The good news is that measuring outcomes for AI isn’t all that different from generally measuring the Engineering function. We’re interested in all of the same metrics – things like cycle time, allocation of investment to innovation, measures of quality such as change failure rate, etc., – all of the types of metrics that are already part of a sound Software Engineering Intelligence (SEI) strategy. Perhaps the primary new requirement is understanding AI usage within the engineering workflow in order to spot metric differences and changes in conjunction with the usage of AI. And the good news is that leading engineering metrics / SEI platforms are addressing this need with new product features, such as Jellyfish’s AI Impact or GetDX’s genAI impact dashboard. I think we can expect to see these capabilities evolve with the space.
Enjoy the Maelstrom!
I find that these common sense moves of:
(1) investing intentionally to foster AI coding adoption and capture best practices, and
(2) ensuring you have a good strategy for measuring impact,
provide durable actions that engineering leaders can take right now in the midst of change. It’s a stressful time for software leaders with so much change and uncertainty, and so many great expectations. It can feel disconcerting watching your industry transform in real time around you!

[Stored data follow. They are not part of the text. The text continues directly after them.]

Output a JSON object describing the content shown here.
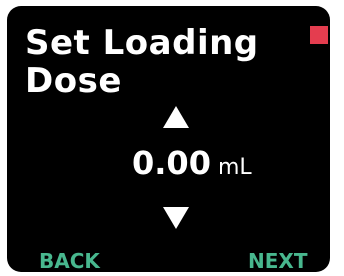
{
  "screen": {
    "title_line1": "Set Loading",
    "title_line2": "Dose",
    "dose": {
      "value": "0.00",
      "unit": "mL"
    },
    "icons": {
      "increase": "up-triangle-icon",
      "decrease": "down-triangle-icon",
      "status": "status-square-icon"
    },
    "softkeys": {
      "left_label": "BACK",
      "right_label": "NEXT"
    }
  },
  "colors": {
    "background": "#000000",
    "text": "#ffffff",
    "softkey": "#48b78e",
    "status_indicator": "#e43d4f"
  }
}
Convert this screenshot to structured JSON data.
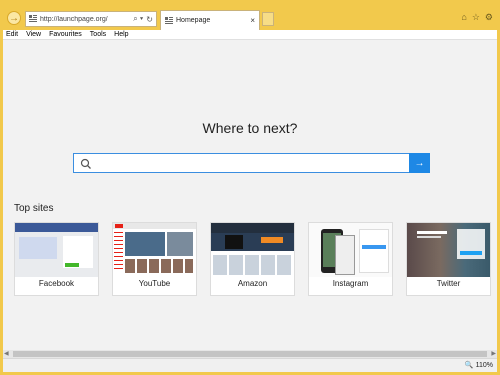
{
  "browser": {
    "address_url": "http://launchpage.org/",
    "tab_title": "Homepage",
    "tab_close": "×",
    "search_tool": "⌕ ▾",
    "refresh": "↻",
    "forward_glyph": "→"
  },
  "menu": {
    "items": [
      "Edit",
      "View",
      "Favourites",
      "Tools",
      "Help"
    ]
  },
  "main": {
    "heading": "Where to next?",
    "search_placeholder": "",
    "go_glyph": "→",
    "top_sites_label": "Top sites",
    "tiles": [
      {
        "name": "Facebook"
      },
      {
        "name": "YouTube"
      },
      {
        "name": "Amazon"
      },
      {
        "name": "Instagram"
      },
      {
        "name": "Twitter"
      }
    ]
  },
  "status": {
    "zoom": "110%"
  },
  "colors": {
    "frame": "#f2c94c",
    "accent": "#1e88e5"
  }
}
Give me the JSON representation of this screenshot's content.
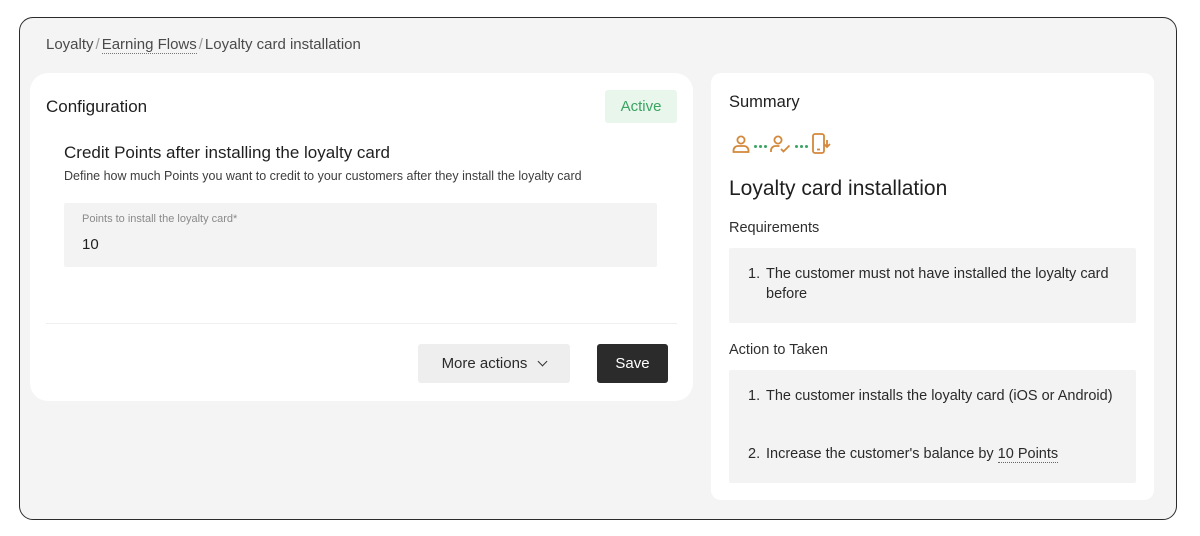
{
  "breadcrumb": {
    "root": "Loyalty",
    "separator": "/",
    "middle": "Earning Flows",
    "current": "Loyalty card installation"
  },
  "config": {
    "title": "Configuration",
    "status": "Active",
    "section_title": "Credit Points after installing the loyalty card",
    "section_desc": "Define how much Points you want to credit to your customers after they install the loyalty card",
    "input_label": "Points to install the loyalty card*",
    "input_value": "10",
    "more_actions_label": "More actions",
    "save_label": "Save"
  },
  "summary": {
    "title": "Summary",
    "flow_icons": [
      "user-icon",
      "user-check-icon",
      "phone-download-icon"
    ],
    "flow_name": "Loyalty card installation",
    "requirements_label": "Requirements",
    "requirements": [
      {
        "num": "1.",
        "text": "The customer must not have installed the loyalty card before"
      }
    ],
    "action_label": "Action to Taken",
    "actions": [
      {
        "num": "1.",
        "text": "The customer installs the loyalty card (iOS or Android)"
      },
      {
        "num": "2.",
        "text_prefix": "Increase the customer's balance by ",
        "text_link": "10 Points"
      }
    ]
  },
  "colors": {
    "accent_orange": "#d4883a",
    "active_green": "#3aa463",
    "active_bg": "#e8f6ec",
    "save_bg": "#2b2b2b"
  }
}
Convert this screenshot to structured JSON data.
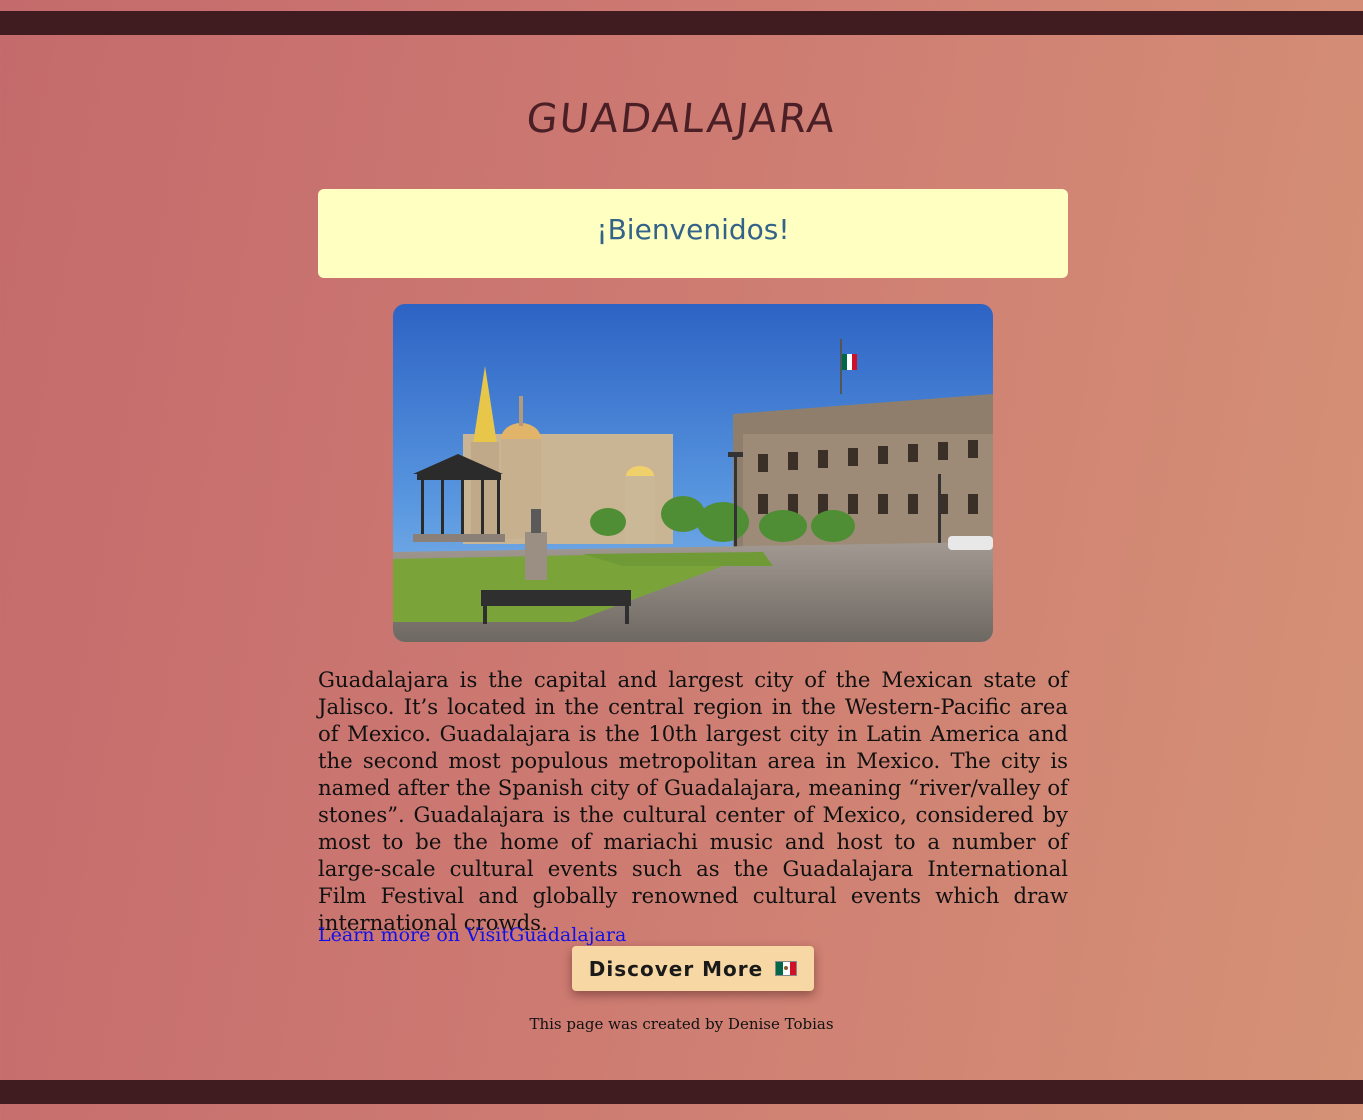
{
  "header": {
    "title": "GUADALAJARA"
  },
  "welcome": {
    "text": "¡Bienvenidos!"
  },
  "hero_image": {
    "icon": "plaza-photo"
  },
  "main": {
    "description": "Guadalajara is the capital and largest city of the Mexican state of Jalisco. It’s located in the central region in the Western-Pacific area of Mexico. Guadalajara is the 10th largest city in Latin America and the second most populous metropolitan area in Mexico. The city is named after the Spanish city of Guadalajara, meaning “river/valley of stones”. Guadalajara is the cultural center of Mexico, considered by most to be the home of mariachi music and host to a number of large-scale cultural events such as the Guadalajara International Film Festival and globally renowned cultural events which draw international crowds.",
    "link_text": "Learn more on VisitGuadalajara",
    "button_label": "Discover More"
  },
  "footer": {
    "credit": "This page was created by Denise Tobias"
  },
  "colors": {
    "bar": "#401c21",
    "title": "#4a1f25",
    "welcome_bg": "#ffffc2",
    "welcome_text": "#34638a",
    "link": "#1010e8",
    "button_bg": "#f7d7a4"
  }
}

But I’d encourage you to find the joy in the Maelstrom. If you haven’t been doing some hands-on coding with the various AI tools out there, I recommend taking them for a spin. They’re both highly impressive and eye-opening, and at the same time, immensely useful. They’ve allowed me to quickly knock out automation tasks with a bit of code generated in 10 minutes instead of a couple of hours.
Stepping back, it’s kind of cool knowing that our industry is making history. You don’t have to be an AI researcher creating new models to contribute. You can be an old hand at building software or leading teams and helping to navigate this crazy time of transformation. We’re not just living through history, we’re making it. That’s a rare honor, and I’m trying to appreciate the moment.